Goals in anesthetic management of severe AS revolve around maintaining adequate preload and diastolic BP. Full flexion of the hips and knees may provide improved conditions for patients in hypotensive crisis due to severe AS by a number of potential mechanisms. The raising of the legs causes a rapid infusion of blood from the peripheral to the central circulation passively by gravity, thereby acutely increasing preload.1 In addition, the crimping of the femoral arterial vasculature by this maneuver may increase diastolic BP and CPP by decreasing arterial capacitance.2,3 The additional action of pushing the legs into the chest may add the benefits of increasing the tissue pressure in the legs, thereby further emptying the venous blood supply, much like an Esmarch bandage used in surgery to achieve exsanguination of an extremity.4 Furthermore, the increased tissue pressure decreases venous capacitance, further increasing preload and afterload. Finally, the pressure of the thighs pressed against the abdominal compartment may also result in improved CPP and cerebral blood flow, as reported in descriptions of abdominal counterpulsation during external cardiopulmonary resuscitation.5,6 These five mechanisms combined may explain our patient’s immediate and drastic recovery from hypotensive pulseless electrical activity.
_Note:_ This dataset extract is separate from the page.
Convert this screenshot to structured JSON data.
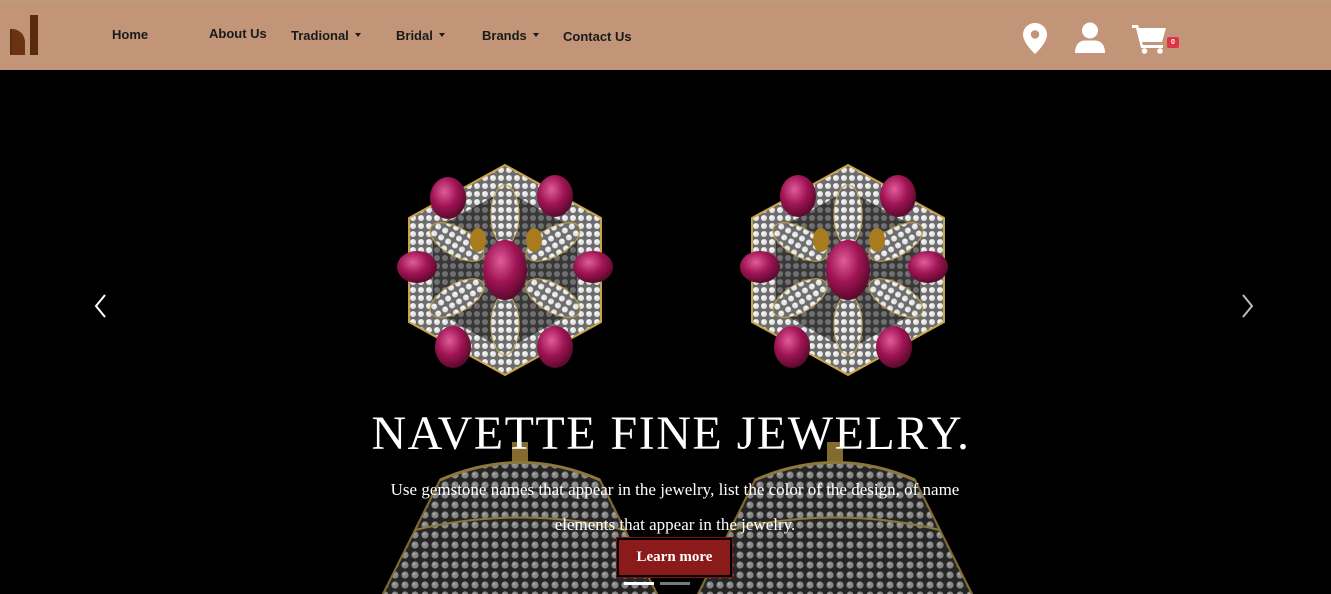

It is conceivable that this maneuver can allow the valuable moments needed to make adjustments in vasopressor therapy and intravascular volume in order to interrupt the downward spiral of hypotension and low CPP that can be lethal in patients with severe AS. Interestingly, this maneuver shares similarities with the squatting maneuver in patients with tetralogy of Fallot, which shares many physiologic goals with severe AS.2
The sudden infusion of blood from the lower extremities to the central circulation, decreased arterial and venous capacitance, and increased systemic vascular resistance that results from partial occlusion of the femoral arteries by this maneuver can assist to rapidly increase preload and systemic vascular resistance for a patient population that has increased morbidity and mortality due to severe AS.
Further research is needed to fully evaluate the hemodynamic effects of full flexion of the knees and hips while in the supine position in the presence of severe AS. Given the high morbidity and mortality of this patient population which is in extremis related to sudden low preload and afterload, this noninvasive measure warrants further consideration.